The reason I bring it up is that it makes fairly clear what alignment was at the dawn of D&D: it meant there were basically two sides, and there were neutrals who could go either way or stick to themselves, like Switzerland. This idea is simple and makes perfect sense of why alignments exist.
As for Law and Chaos, these are taken from two sources. One is Michael Moorcock's Elric novels, which are better known than the source that they borrowed from. Poul Anderson's Three Hearts and Three Lions was the first modern fantasy to create an explicit Law vs Chaos conflict. Moorcock expanded this, both in his cosmic scope and the length of the works treating it. In Chainmail, it's actually much closer to Anderson: these are sides in a conflict that is happening here and now.
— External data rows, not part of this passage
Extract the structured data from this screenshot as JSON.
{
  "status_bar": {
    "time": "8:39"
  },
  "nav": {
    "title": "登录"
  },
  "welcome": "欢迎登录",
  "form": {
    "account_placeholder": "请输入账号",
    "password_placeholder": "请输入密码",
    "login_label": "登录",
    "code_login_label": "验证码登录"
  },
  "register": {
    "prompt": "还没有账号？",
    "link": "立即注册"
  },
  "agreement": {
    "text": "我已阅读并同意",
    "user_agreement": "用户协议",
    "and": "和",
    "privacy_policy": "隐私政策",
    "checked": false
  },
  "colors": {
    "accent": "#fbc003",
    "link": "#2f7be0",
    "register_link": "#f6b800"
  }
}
Dungeons & Dragons makes it a bit deeper. More types can switch between columns - Men can be in any column, and lycanthropes are spread across (mainly because of Werebears, which can be lawful). Very little else is added; there are swords which have alignments, certain effects on clerics based on alignment, some bits given about characters in castles, etc. But the biggest come in the language section.
Law, Chaos and Neutrality also have common languages spoken by each respectively.This mainly becomes important because of the sentence before it:
All other creatures and monsters which can speak have their own language, although some (20%) also know the common one.So for 80% of creatures, there are two ways to speak with them: you can know their language, or if they are of a similar alignment, you can speak in alignment tongue to them. It's a bit risky, though, as we see soon after.
One can attempt to communicate through the common tongue, language particular to a creature class, or one of the divisional languages (law, etc.). While not understanding the language, creatures who speak a divisional tongue will recognize a hostile one and attack.This is why alignment language is a good idea in OD&D. Three pages earlier, we had a list of all kinds of creatures that have various alignments - so for instance a Neutral PC could try and talk with the Minotaur in the Neutral alignment language, even though nobody in the group speaks Minotaur. Of course this could go horribly wrong, since some Minotaurs are Chaotic, and will attack if you speak in Neutral to them! Orcs, Ogres, Dragons, Chimerae, Giants and some Lycanthropes also vary between Neutral and Chaotic. Lawful PCs run the same risk talking to Centaurs, Werebears and Rocs, and - in an interesting twist - Elves.
All this makes OD&D alignment much more interesting than AD&D's alignment. Rather than an all-pervasive cosmic force or a way to categorize the outer planes, it's an immediate question of where you stand among the creatures in the world. A Neutral can get Giants on their side - but only some of them, while it takes a Lawful to converse with a Hippogriff. Chaos is bad news, as all the undead are there along with Evil High Priests and Balrogs - the big threats from OD&:D that really fell by the wayside in later editions.
I'm curious for the comments as to who's done much with alignment tongues in your games.